I think there is some bias with higher coverage near start of the chromosomes. I will look into this next week. Thanks very much for following up. Should have a fix soon.
Can you verify which sites file you used for somalier?

It's this on the release page

https://github.com/brentp/somalier/files/3412456/sites.hg38.vcf.gz

I should also mention that we are using the no_alt version of GRCh38

ftp://ftp.ncbi.nlm.nih.gov/genomes/all/GCA/000/001/405/GCA_000001405.15_GRCh38/seqs_for_alignment_pipelines.ucsc_ids/GCA_000001405.15_GRCh38_no_alt_analysis_set.fna.gz

And thank you for following through on this!
Steve

you could also try: https://github.com/brentp/somalier/files/4566475/sites.hg38.rna.vcf.gz
but I will have a look at this problem.

I had a look and didnt find anything obvious, but I'll look again next week.
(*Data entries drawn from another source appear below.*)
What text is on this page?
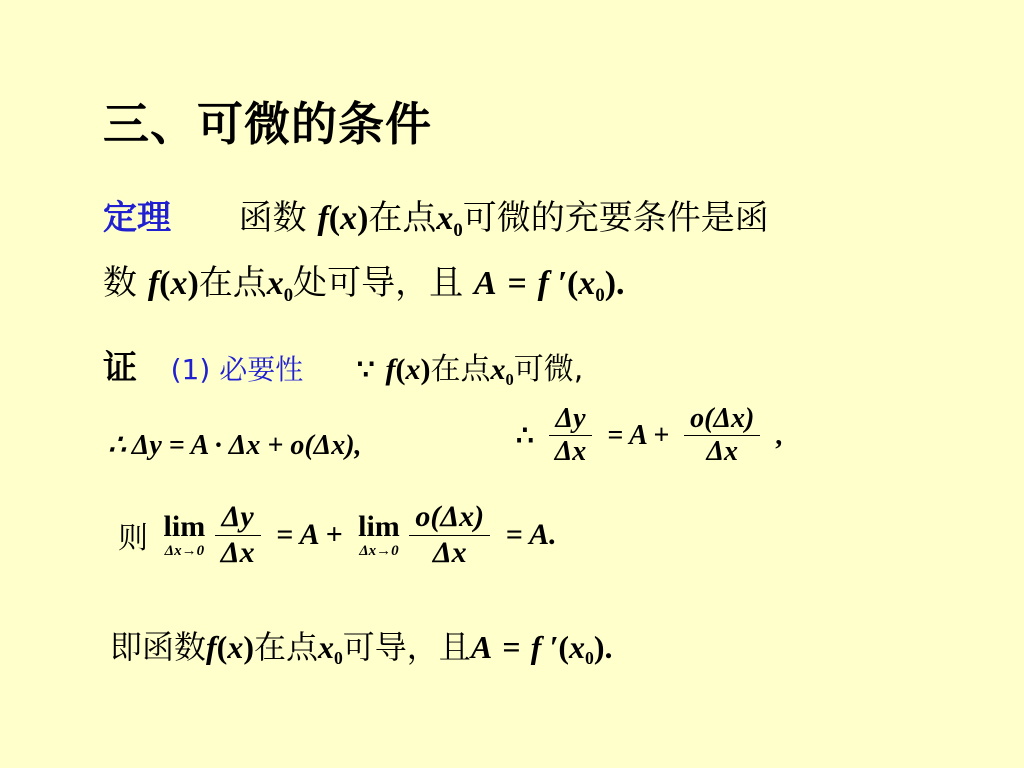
三、可微的条件
定理 函数 f(x)在点x0可微的充要条件是函
数 f(x)在点x0处可导，且 A = f ′(x0).
证 (1) 必要性 ∵ f(x)在点x0可微,
∴ Δy = A · Δx + o(Δx),	∴ $\frac{\Delta y}{\Delta x} = A + \frac{o(\Delta x)}{\Delta x}$ ,
则 lim
Δx→0
$\frac{\Delta y}{\Delta x} = A + \lim$
Δx→0
$\frac{o(\Delta x)}{\Delta x} = A$.
即函数f(x)在点x0可导，且A = f ′(x0).
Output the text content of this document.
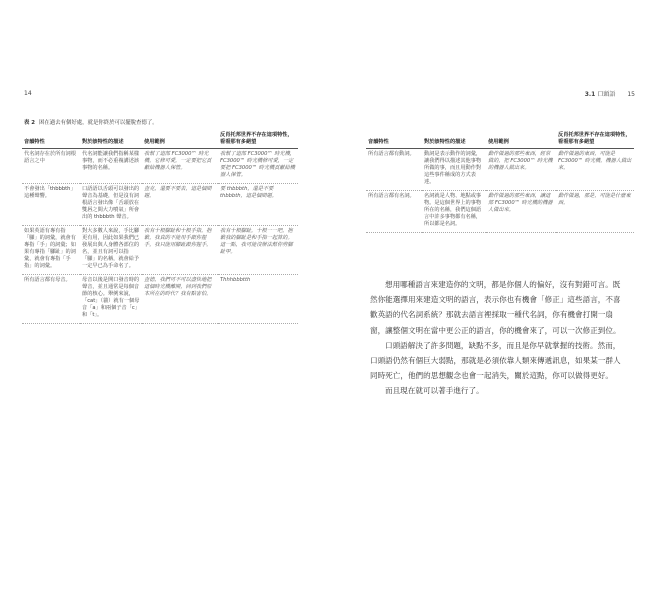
14
表 2 困在過去有個好處，就是你終於可以擺脫查德了。
音韻特性	對於該特性的描述	使用範例	反肖托邦世界不存在這項特性，看看那有多絕望
代名詞存在於所有詞根語言之中	代名詞能讓我們指稱某樣事物，而不必重複講述該事物的名稱。	我幫了這部 FC3000™ 時光機，它修可愛，一定要把它貢獻給機器人保管。	我幫了這部 FC3000™ 時光機，FC3000™ 時光機修可愛，一定要把 FC3000™ 時光機貢獻給機器人保管。
不會發出「thbbbth」這種聲響。	口語語以舌頭可以發出的聲音為基礎，但是沒有詞根語言發出像「舌頭放在雙唇之間大力噴氣」所會出的 thbbbth 聲音。	查克，還要不要去，這是個問題。	要 thbbbth，還是不要 thbbbth，這是個問題。
如果英語有專有指「腳」的詞彙，就會有專指「手」的詞彙；如果有專指「腳趾」的詞彙，就會有專指「手指」的詞彙。	對大多數人來說，手比腳更有用，因此如果我們已發展出與人身體各部位的名，並且有詞可以指「腳」的名稱，就會給予一定早已為手命名了。	我有十根腳趾和十根手指。抱歉，我真的不能用手跟你握手，我只能用腳趾跟你握手。	我有十根腳趾，十根一一吧，抱歉我的腳趾是和手指一起算的。這一點，我可能沒辦法幫你剪腳趾甲。
所有語言都有母音。	母音以後是開口發音時的聲音，並且通常是每個音節的核心。舉例來說，「cat」（貓）就有一個母音「a」和兩個子音「c」和「t」。	查德，我們可不可以盡快地把這個時光機離開，回到我們原本所在的時代？我有點害怕。	Thhhbbbtth
3.1 口頭語 15
音韻特性	對於該特性的描述	使用範例	反肖托邦世界不存在這項特性，看看那有多絕望
所有語言都有動詞。	動詞是表示動作的詞彙，讓我們得以描述其他事物所做的事，而且用動作對這些事件稱成的方式表達。	動作做過的那些東西，經常做的，把 FC3000™ 時光機的機器人做出來。	動作做過的東西，可能是 FC3000™ 時光機，機器人做出來。
所有語言都有名詞。	名詞就是人物、地點或事物。是這個世界上的事物所在的名稱，我們這個語言中許多事物都有名稱，所以都是名詞。	動作做過的那些東西，讓這部 FC3000™ 時光機的機器人做出來。	動作做過，那是，可能是什麼東西。

想用哪種語言來建造你的文明，都是你個人的偏好，沒有對錯可言。既然你能選擇用來建造文明的語言，表示你也有機會「修正」這些語言，不喜歡英語的代名詞系統？那就去語言裡採取一種代名詞，你有機會打開一扇窗，讓整個文明在當中更公正的語言，你的機會來了，可以一次修正到位。

口頭語解決了許多問題，缺點不多，而且是你早就掌握的技術。然而，口頭語仍然有個巨大弱點，那就是必須依靠人類來傳遞訊息，如果某一群人同時死亡，他們的思想觀念也會一起消失，關於這點，你可以做得更好。

而且現在就可以著手進行了。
I rewrote the pileup and got the same answer (and verified it was correct), so I don't think that's the issue.

Thanks, Brent!

I'm a little confused by this

I rewrote the pileup and got the same answer (and verified it was correct)

Could you also try your new code on the GIAB-HG002 and see?
https://ftp-trace.ncbi.nlm.nih.gov/ReferenceSamples/giab/data/AshkenazimTrio/HG002_NA24385_son/PacBio_CCS_15kb_20kb_chemistry2/GRCh38/

I'm observing inflated coverage estimation on that BAM by somalier (~1.5X inflation, see above).

Thanks!
Steve

I mean that it's counting alleles correctly, but I can see the issue you mention. So I'm still confused.